Just like any film based on a book has major differences between the book and the movie, James Whale’s work was no different. There are major differences between the book and the film than there are similarities. Most of these differences were exhibited in the monster itself. The movie producer implanted changes to the story, which gave it a better flow (Berardinelli).
This movie has events that are quite different from those in the book. Most of the features in the film are totally different from the way they were presented in the book. For instance, one of the most outstanding differences was on how the monster grew wild and killed everyone as he wished. It is also found that the monster was given an abnormal brain. The most probable reason as to why the monster was killing people was because he had an atypical brain, not necessarily that he hated people (LeFevre).
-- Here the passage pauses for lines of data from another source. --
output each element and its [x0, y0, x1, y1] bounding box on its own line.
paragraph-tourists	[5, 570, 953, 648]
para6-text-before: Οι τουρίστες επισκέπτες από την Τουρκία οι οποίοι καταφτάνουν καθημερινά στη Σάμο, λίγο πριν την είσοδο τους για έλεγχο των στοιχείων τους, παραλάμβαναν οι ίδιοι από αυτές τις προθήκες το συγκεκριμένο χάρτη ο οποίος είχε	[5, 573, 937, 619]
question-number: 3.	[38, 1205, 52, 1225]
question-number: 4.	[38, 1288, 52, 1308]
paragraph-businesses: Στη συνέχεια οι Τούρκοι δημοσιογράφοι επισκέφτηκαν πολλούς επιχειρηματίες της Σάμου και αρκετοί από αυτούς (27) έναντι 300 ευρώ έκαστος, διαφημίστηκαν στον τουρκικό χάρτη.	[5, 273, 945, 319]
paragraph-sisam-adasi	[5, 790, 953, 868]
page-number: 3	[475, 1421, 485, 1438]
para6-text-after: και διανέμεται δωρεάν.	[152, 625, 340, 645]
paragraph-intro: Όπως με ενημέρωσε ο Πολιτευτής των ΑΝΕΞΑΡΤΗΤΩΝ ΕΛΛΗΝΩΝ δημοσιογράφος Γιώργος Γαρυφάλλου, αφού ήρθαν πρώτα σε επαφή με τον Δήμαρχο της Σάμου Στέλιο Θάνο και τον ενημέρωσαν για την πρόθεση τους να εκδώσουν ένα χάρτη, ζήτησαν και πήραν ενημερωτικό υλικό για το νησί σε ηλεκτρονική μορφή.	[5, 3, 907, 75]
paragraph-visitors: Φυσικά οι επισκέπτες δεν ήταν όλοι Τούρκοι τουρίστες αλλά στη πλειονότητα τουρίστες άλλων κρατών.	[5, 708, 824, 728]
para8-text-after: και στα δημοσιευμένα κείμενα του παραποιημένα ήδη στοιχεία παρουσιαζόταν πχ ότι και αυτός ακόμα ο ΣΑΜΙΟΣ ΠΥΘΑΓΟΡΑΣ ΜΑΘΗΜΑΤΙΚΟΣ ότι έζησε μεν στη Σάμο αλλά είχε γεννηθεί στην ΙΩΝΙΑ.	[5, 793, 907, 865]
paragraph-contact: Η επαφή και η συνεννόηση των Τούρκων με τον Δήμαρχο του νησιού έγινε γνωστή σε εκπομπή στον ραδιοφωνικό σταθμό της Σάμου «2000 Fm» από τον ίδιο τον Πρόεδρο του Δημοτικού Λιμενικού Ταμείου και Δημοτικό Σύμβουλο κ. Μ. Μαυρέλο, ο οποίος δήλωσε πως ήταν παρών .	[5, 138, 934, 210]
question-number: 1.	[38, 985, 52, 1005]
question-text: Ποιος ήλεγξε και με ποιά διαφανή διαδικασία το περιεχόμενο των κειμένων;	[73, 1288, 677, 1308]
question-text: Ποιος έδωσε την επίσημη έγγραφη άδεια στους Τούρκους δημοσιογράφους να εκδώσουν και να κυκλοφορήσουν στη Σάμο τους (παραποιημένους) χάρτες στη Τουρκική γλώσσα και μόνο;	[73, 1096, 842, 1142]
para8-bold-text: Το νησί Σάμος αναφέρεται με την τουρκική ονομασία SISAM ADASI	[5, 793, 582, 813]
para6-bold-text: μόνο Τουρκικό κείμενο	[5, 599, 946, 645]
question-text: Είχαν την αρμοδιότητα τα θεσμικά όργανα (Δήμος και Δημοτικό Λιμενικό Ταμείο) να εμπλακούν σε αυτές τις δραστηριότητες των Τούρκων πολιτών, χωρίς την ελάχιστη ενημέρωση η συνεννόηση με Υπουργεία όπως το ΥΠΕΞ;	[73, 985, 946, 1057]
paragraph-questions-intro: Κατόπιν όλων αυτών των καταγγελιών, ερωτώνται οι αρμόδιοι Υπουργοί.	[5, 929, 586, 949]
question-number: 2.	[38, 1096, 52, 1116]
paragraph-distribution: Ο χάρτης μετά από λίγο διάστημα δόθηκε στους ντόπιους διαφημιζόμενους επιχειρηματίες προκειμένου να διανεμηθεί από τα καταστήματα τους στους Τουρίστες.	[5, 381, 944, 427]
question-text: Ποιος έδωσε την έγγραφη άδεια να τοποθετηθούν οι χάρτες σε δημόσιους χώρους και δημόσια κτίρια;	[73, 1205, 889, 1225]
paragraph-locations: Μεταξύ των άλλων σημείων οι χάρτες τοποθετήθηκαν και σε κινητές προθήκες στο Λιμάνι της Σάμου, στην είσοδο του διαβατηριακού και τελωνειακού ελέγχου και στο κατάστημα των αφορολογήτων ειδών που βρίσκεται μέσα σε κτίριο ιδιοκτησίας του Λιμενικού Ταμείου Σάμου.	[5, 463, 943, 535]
In Shelley’s book, the monster’s behavior resulted from a well calculated decision he made after he was abandoned and mistreated because of his inhuman nature. However, the creature’s wild and inhuman nature in the movie resulted from a defective brain that Fritz gave to him. Nevertheless, the monster is also found to empathize with Maria, and in fact he went ahead to save her from drowning, although he did not succeed (Berardinelli). This event depicted a human aspect in the monster.
Also, the main character in the movie is bears different names from the one in the book. Although the protagonist in both cases is Dr. Frankenstein, he is named as Victor in the book and Henry in the movie. Nevertheless, the book and the movie depict the same story on creation of the monster, although the film gives it in a more detailed manner (Berardinelli). Another difference is found when the monster intends to kill Elizabeth. In the book, the creature kills Elizabeth just before she gets married. However, in the movie, Elizabeth managed to escape from the attack and the people colluded to murder the monster (HALL). According to the book, Frankenstein’s father died after he realized that his son’s fiancée was killed. Afterwards, Frankenstein hunted the creature to kill it for the damage it had caused. He however died from a disease while in a boat to North Pole. Upon learning about Frankenstein’s death, the creature decided to head to North Pole and kill himself, although we are not told whether he actually did so.
The film helped to bring out an artistic aspect of the scene in which the main character bound power of the lightning to cause his creature gain life in a much better way than in the book. The book illustrated how Frankenstein did this in seclusion, but in the film, he was in the company of Fritz and his fiancée. As a matter of fact, the book gave only an obscure description of the process of creating the monster but the film gave an explicit illustration of this process. The film gave rich details of how the process of creating the monster was done (Berardinelli). The audience is shown how the protagonist exhumed recently dead bodies and extracted their body parts to form a new creature. The creature was later brought to life through an enormous release of electricity energy from a lightning bolt.
Another difference is seen in the elocution of the monster’s speech. In Shelley’s novel, the monster learns how to speak early modern English, something that he attained through his experience in reading classic literature (Berardinelli). However, in James Whale’s film, the monster is completely speechless although he is heard grunting.
As mentioned earlier on, the creature’s hostility in the book is owed to the way in which he was neglected by humans who alleged him of inhumane behavior. However, in the film, his hostility is a result of Frankenstein’s mistake of providing him with a defective brain. The monster was not expected to behave less differently because the creator had made it have an imperfect brain. Therefore, I concur with the argument that the creature was forsaken by the main character in the film. He was abandoned by his creator out of his unpleasant look. He therefore fights back and causes havoc in the city, and ends up taking almost everything he that Frankenstein had.